Thursday, December 14, 2006

And the Oscar for best direction goes to...

I just love watching my daughter's creativity unfold. Sometimes it reminds me of my own childhood, whereas other times I just think in awe that I could never have done that.


When we were children, we had Mum's cassette recorder and we would compose and put together who radio programs of the variety show type. We would script little plays, ads and news bulletins (a la The Two Ronnies) and then present them to our parents (we being my sister, my brother and myself - and any visiting child at the time).


I sometimes feel sorry for my only child not having any siblings, but then, she is quite happy in enlisting the help of those around her big or small - so in such endeavours I lose my sympathy and again go for the awe (okay, and small moments of frustration as Mummy really needs to put the dinner on).


As a very young child she was a crack-up in the car, mimicing and pulling faces and noises and playing with words. I told her she would be a comedienne one day - she nearly cried as she replied "No Mummy, I don't want to be a 'medienne, I want to be a nurse".


But I think she has the goods to be a director or producer. I have already made her promise that I will be her date to the Oscars!


When she was 4 and at childcare, she and a friend wrote a script for a fairytale they had been read. She then cast her friends in roles (and did not take the biggest one for herself - very proud of that), organised for several boys to be "the castle wall", created and organised other kids to make props, wrote a program and did tickets and seating arrangements for the play.


On being advised this by the room's Group Leader, I asked if she thought my child was "bossy". She thought for a moment and very tactfully replied "she is more of a benign dictator". lol - that's my girl.


Last weekend at her Nana's and Grandpa's, everyone was very busy packing boxes so she was playing and helping quite happily when a brainwave occurred.

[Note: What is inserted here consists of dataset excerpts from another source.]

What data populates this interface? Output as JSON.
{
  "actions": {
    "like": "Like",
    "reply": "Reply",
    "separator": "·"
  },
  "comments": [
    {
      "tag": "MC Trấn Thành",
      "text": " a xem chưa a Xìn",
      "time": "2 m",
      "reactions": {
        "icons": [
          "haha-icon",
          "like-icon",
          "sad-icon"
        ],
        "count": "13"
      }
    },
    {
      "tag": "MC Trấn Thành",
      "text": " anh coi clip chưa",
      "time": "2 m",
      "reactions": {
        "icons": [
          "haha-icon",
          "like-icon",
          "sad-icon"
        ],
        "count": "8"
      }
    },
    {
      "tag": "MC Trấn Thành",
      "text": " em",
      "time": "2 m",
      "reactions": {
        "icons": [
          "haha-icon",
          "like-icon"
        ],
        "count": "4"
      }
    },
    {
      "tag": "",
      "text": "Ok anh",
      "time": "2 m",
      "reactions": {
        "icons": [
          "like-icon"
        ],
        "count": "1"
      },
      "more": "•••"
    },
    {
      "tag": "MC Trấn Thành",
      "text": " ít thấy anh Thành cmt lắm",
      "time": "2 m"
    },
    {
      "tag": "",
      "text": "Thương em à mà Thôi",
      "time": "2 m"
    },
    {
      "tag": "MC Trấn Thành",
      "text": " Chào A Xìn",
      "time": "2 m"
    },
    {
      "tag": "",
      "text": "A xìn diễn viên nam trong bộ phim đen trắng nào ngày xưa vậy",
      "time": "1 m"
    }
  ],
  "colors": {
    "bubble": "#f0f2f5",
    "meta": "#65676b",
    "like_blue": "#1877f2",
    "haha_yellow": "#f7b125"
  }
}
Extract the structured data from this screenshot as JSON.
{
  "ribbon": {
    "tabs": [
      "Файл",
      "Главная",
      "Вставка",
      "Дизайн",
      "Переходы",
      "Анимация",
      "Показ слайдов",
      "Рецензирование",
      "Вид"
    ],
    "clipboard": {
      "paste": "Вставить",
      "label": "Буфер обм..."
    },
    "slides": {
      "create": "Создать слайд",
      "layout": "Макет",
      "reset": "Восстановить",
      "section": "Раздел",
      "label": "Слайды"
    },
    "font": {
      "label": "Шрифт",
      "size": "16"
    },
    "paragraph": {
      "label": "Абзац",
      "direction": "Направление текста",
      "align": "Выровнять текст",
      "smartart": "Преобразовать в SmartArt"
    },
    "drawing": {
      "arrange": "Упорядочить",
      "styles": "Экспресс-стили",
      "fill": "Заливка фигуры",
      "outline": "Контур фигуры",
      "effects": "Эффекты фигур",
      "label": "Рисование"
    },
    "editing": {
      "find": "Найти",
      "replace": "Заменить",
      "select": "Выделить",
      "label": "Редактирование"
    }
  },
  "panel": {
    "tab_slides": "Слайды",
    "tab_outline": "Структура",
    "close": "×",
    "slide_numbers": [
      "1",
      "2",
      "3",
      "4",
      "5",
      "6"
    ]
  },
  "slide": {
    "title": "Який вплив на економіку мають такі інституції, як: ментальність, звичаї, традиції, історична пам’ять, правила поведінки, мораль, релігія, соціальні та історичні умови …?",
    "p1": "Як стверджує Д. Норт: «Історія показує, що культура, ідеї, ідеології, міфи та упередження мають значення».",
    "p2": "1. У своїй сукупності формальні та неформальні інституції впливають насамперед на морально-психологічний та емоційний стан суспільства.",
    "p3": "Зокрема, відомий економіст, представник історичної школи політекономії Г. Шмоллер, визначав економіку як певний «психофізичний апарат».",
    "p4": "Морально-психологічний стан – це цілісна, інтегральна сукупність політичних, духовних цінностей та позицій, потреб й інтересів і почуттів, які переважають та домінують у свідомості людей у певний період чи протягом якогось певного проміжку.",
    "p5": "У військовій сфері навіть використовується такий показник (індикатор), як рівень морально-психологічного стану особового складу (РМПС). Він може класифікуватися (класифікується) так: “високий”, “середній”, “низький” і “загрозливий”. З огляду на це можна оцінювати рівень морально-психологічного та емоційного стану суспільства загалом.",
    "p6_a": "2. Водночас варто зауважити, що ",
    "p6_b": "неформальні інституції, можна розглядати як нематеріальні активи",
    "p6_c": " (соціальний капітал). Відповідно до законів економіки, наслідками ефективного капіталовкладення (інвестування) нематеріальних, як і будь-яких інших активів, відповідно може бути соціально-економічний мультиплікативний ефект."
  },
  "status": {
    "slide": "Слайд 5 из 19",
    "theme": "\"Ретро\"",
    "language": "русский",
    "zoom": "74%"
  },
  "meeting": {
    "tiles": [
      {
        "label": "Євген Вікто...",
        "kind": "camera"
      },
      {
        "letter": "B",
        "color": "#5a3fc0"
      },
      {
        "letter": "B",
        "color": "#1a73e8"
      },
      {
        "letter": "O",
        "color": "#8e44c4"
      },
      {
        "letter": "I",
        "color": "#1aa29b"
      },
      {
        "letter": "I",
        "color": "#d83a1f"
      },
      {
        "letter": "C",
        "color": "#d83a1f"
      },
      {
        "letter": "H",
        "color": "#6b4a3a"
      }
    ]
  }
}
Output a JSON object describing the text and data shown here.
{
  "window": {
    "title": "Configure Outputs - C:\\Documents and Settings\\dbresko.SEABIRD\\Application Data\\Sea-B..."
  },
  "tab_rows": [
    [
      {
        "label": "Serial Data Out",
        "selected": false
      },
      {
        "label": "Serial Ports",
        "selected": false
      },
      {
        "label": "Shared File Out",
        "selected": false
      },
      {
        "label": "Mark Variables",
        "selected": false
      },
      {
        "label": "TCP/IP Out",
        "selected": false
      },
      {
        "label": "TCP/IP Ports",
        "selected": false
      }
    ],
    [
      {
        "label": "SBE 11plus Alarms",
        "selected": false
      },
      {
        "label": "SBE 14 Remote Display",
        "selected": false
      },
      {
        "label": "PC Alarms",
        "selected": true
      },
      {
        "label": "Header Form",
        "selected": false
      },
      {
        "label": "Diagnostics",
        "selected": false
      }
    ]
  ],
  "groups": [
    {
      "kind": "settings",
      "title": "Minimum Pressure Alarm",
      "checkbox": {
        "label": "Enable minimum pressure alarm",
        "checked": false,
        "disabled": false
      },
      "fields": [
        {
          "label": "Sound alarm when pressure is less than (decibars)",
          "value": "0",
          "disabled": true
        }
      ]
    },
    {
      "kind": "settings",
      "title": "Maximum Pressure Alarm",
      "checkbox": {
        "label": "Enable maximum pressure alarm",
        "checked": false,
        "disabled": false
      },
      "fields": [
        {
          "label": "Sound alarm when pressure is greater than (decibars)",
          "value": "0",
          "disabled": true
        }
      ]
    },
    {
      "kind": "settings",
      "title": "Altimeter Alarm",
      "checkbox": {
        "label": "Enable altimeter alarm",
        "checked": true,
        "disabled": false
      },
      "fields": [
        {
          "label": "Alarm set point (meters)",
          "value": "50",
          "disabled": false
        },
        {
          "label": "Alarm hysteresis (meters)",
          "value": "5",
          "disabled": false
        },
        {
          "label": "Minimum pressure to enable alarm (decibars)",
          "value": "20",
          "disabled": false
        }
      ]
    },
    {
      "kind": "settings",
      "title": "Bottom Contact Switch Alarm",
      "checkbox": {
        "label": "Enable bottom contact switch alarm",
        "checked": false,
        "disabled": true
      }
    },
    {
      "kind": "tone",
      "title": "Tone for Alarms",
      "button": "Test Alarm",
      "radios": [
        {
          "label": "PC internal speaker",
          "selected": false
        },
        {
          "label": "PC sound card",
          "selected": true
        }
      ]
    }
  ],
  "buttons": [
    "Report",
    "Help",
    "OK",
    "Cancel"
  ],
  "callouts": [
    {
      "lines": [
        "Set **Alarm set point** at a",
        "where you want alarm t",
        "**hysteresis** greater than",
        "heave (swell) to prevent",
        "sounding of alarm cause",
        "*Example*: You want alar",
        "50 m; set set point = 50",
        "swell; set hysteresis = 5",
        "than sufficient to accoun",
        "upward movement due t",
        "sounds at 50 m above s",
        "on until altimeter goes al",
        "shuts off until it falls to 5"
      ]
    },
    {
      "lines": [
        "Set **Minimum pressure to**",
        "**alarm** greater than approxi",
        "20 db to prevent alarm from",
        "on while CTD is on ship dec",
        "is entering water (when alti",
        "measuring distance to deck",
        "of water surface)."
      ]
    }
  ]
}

She got bits of paper and made stick puppets and a puppet theatre. Then she roped me and V into being the other characters, and wrote very squiggly directions on what our stage movements were to be. Then she got Nana to be narrator and help write the narration (my daughter's penmanship, unfortunately, can be genetically traced to her mother). Finally, when her cousins and aunt and uncle arrived for afternoon tea, got her (littler) cousins to help set up the chairs.


And her performance worked - fair enough, not a very scintillating tale (from a well-read critic's perspective) but I am SO PROUD OF HER!!! Our stage directions and timing was perfect with the narration, and it worked.


She then tried to hold a Q&A session, but there are only so many questions that non-interactive adults will pose - then she gave away the puppets to her cousins.


I so wish I had thought to take pictures and keep those moments - but then, there WILL BE another production, I am sure.